Torusumi ficou obviamente vexado. Por intermédio de Peter Marlowe, falaram do clima e da falta de comida, e Torusumi lhes mostrou uma foto gasta e vincada da mulher e dos três filhos, e contou-lhes um pouco de sua vida na aldeia dos arredores de Seul, como ganhava a vida como fazendeiro, embora tivesse um diploma universitário, e como odiava a guerra. Contou-lhes como odiava os japoneses, como todos os coreanos odiavam os seus senhores japoneses. Os coreanos nem podem entrar no Exército japonês, falou. São cidadãos de segunda classe e não têm voz ativa em nada, e podem ser chutados daqui para lá, segundo os caprichos do mais inferior dos japoneses.

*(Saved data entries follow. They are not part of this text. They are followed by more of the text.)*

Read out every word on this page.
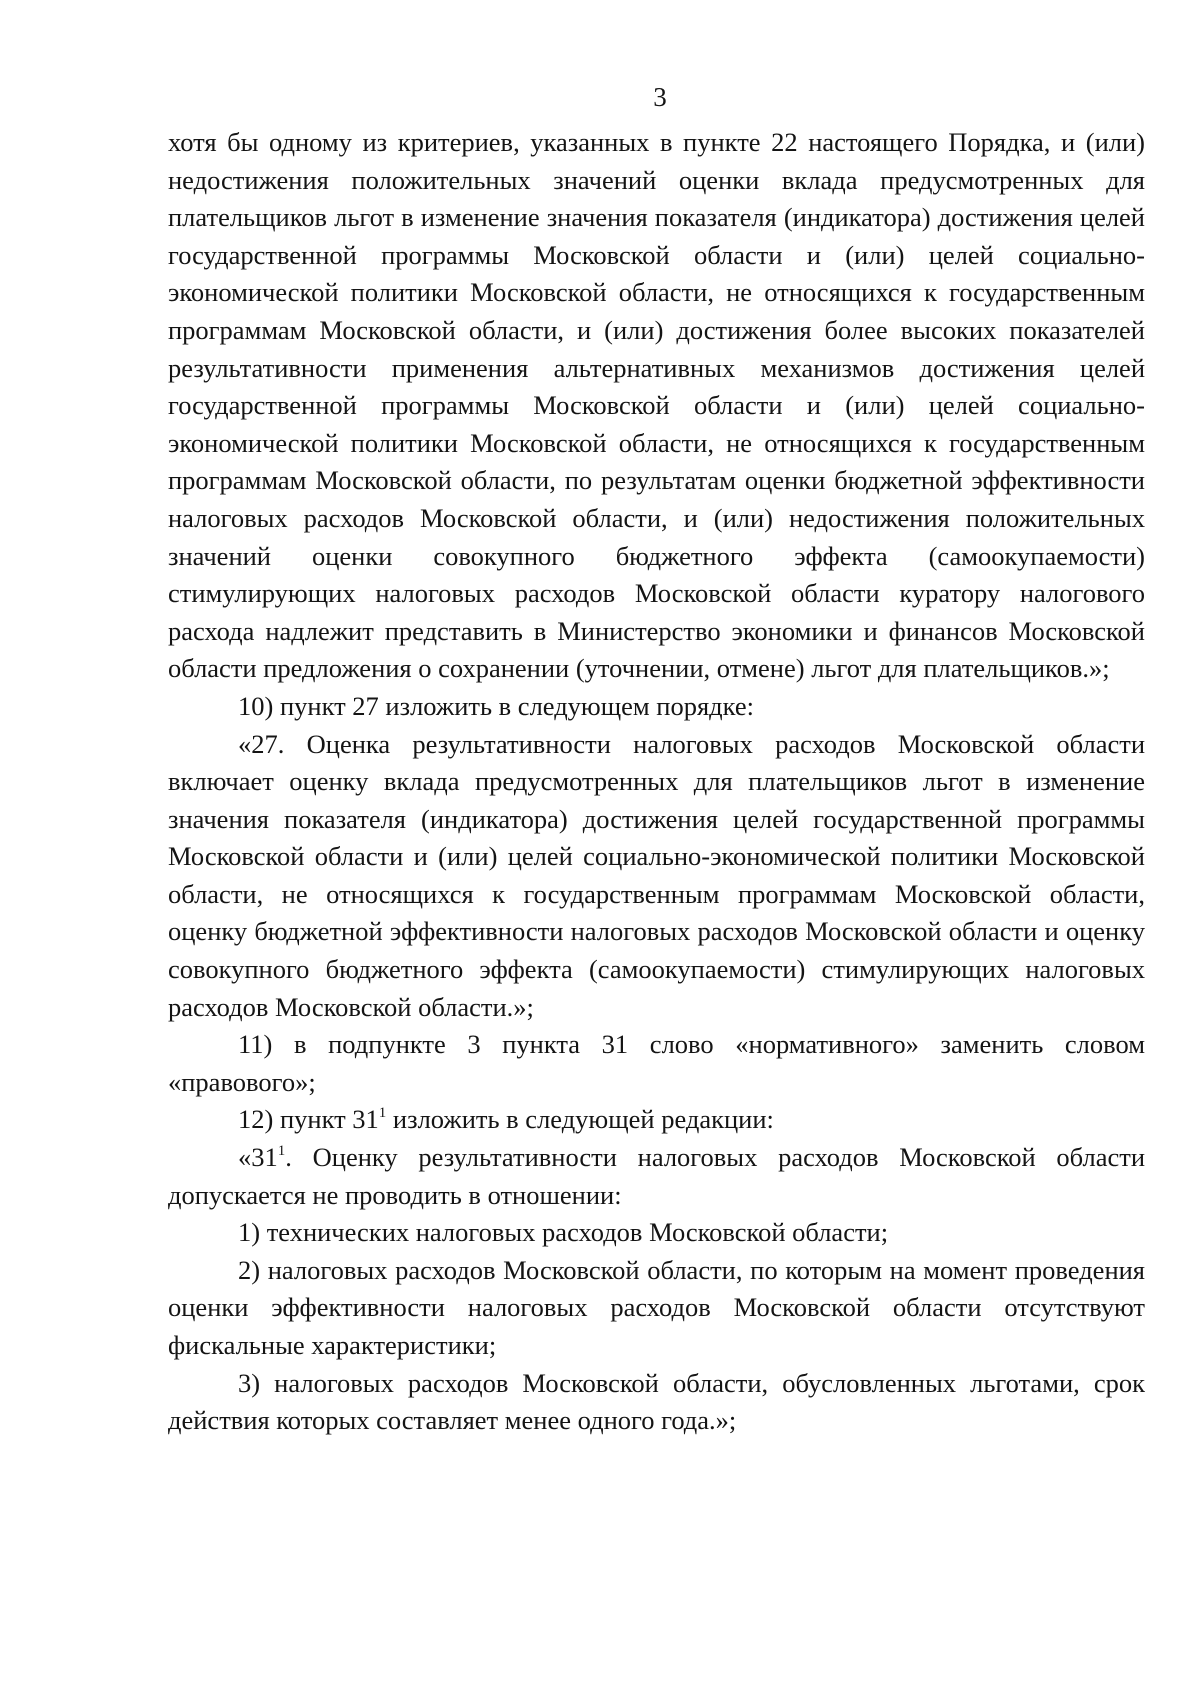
3

хотя бы одному из критериев, указанных в пункте 22 настоящего Порядка, и (или) недостижения положительных значений оценки вклада предусмотренных для плательщиков льгот в изменение значения показателя (индикатора) достижения целей государственной программы Московской области и (или) целей социально-экономической политики Московской области, не относящихся к государственным программам Московской области, и (или) достижения более высоких показателей результативности применения альтернативных механизмов достижения целей государственной программы Московской области и (или) целей социально-экономической политики Московской области, не относящихся к государственным программам Московской области, по результатам оценки бюджетной эффективности налоговых расходов Московской области, и (или) недостижения положительных значений оценки совокупного бюджетного эффекта (самоокупаемости) стимулирующих налоговых расходов Московской области куратору налогового расхода надлежит представить в Министерство экономики и финансов Московской области предложения о сохранении (уточнении, отмене) льгот для плательщиков.»;

10) пункт 27 изложить в следующем порядке:

«27. Оценка результативности налоговых расходов Московской области включает оценку вклада предусмотренных для плательщиков льгот в изменение значения показателя (индикатора) достижения целей государственной программы Московской области и (или) целей социально-экономической политики Московской области, не относящихся к государственным программам Московской области, оценку бюджетной эффективности налоговых расходов Московской области и оценку совокупного бюджетного эффекта (самоокупаемости) стимулирующих налоговых расходов Московской области.»;

11) в подпункте 3 пункта 31 слово «нормативного» заменить словом «правового»;

12) пункт $31^1$ изложить в следующей редакции:

«$31^1$. Оценку результативности налоговых расходов Московской области допускается не проводить в отношении:

1) технических налоговых расходов Московской области;

2) налоговых расходов Московской области, по которым на момент проведения оценки эффективности налоговых расходов Московской области отсутствуют фискальные характеристики;

3) налоговых расходов Московской области, обусловленных льготами, срок действия которых составляет менее одного года.»;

E assim, ficaram conversando até que, finalmente, Torusumi se levantou. Pegou o fuzil com Peter Marlowe, que o segurara o tempo todo, obcecado pela idéia de que estava carregado e de como seria fácil matar. Mas. por que motivo? E o que aconteceria depois?
— Direi ao meu amigo uma última coisa, por que não gosto de ver-vos de mãos vazias, sem lucro, nesta noite fedorenta, e gostaria que consultásseis o dono ganancioso deste relógio miserável. Dois mil e cem dólares!
— Mas, com todo o respeito, devo lembrar ao meu amigo que o miserável dono, que é Coronel, e como tal, um homem sem humor, falou que só aceitaria dois mil e seiscentos. Sei que não gostaríeis que ele cuspisse em mim.